The final part of the key is a MurmurHash3 of the file contents. This gives us deterministic names for our files — different files are written to different keys, so if an update is rejected in DynamoDB, the existing pointer is preserved. But if we upload the same filemultiple times, it always gets stored in the same key — which makes the bucket a bit neater, and reduces storage costs.

We have lots of VHS tapes in our Moving Image and Sound Collection — along with plenty of other old formats. Reusing this acronym has been in no way confusing. Image by Anthony from Pexels, CC0.

What’s in a name?

This data store holds versioned copies of records. It’s a hybrid of DynamoDB and S3. Hence, we settled upon the name Versioned Hybrid Store, or VHS for short.
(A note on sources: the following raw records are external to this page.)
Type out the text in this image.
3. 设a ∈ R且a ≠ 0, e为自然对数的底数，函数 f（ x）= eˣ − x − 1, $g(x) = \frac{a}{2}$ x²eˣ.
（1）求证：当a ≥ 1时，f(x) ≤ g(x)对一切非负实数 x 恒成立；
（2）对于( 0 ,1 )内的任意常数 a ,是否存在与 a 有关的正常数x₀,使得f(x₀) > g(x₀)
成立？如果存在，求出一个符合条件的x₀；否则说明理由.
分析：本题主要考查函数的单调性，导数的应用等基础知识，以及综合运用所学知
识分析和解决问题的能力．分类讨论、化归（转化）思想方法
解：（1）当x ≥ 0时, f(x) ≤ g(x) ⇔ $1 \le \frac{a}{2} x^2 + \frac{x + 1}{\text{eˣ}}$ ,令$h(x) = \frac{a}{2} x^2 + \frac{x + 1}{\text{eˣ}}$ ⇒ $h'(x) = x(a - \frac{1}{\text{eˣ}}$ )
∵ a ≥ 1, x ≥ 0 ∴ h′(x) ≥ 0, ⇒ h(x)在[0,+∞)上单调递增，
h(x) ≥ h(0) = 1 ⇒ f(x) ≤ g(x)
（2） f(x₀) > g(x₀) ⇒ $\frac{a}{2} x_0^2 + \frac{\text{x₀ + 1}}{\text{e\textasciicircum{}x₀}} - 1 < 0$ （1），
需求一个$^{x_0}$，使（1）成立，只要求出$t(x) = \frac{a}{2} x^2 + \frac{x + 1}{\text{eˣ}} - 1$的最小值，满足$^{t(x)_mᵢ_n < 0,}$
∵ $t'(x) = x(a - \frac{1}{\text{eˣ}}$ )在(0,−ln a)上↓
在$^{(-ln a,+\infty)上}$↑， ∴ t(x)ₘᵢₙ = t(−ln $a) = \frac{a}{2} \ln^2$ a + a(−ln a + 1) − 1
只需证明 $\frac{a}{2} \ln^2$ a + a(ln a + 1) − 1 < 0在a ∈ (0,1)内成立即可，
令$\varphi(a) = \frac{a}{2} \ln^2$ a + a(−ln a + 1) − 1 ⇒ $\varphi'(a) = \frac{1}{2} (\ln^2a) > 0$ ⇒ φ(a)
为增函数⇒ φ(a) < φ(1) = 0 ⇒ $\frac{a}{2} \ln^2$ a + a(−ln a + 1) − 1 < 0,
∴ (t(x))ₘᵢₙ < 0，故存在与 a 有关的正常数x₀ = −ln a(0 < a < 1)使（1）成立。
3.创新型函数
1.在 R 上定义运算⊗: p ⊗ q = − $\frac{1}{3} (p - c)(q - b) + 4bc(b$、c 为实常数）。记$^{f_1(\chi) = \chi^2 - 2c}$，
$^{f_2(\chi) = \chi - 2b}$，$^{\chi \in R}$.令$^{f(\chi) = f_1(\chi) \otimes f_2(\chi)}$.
We say “an instance of the VHS” to refer to the combination of the DynamoDB table and the S3 bucket.

Final thoughts

We’ve been using the VHS for a number of months, and it’s been pretty seamless. We had a few teething issues when we were sorting out the initial schema, and migrating the existing DynamoDB databases — but after that, it’s worked very well.

Like everything we’ve written, the VHS code is available on GitHub and under an MIT license. It tends to move around a bit, so this may not stay current for long — but the current version is in VersionedHybridStore.scala.

Thanks to Hannah Brown, James Gorrie, Robert Kenny, and Tom Scott for reviewing drafts of this post.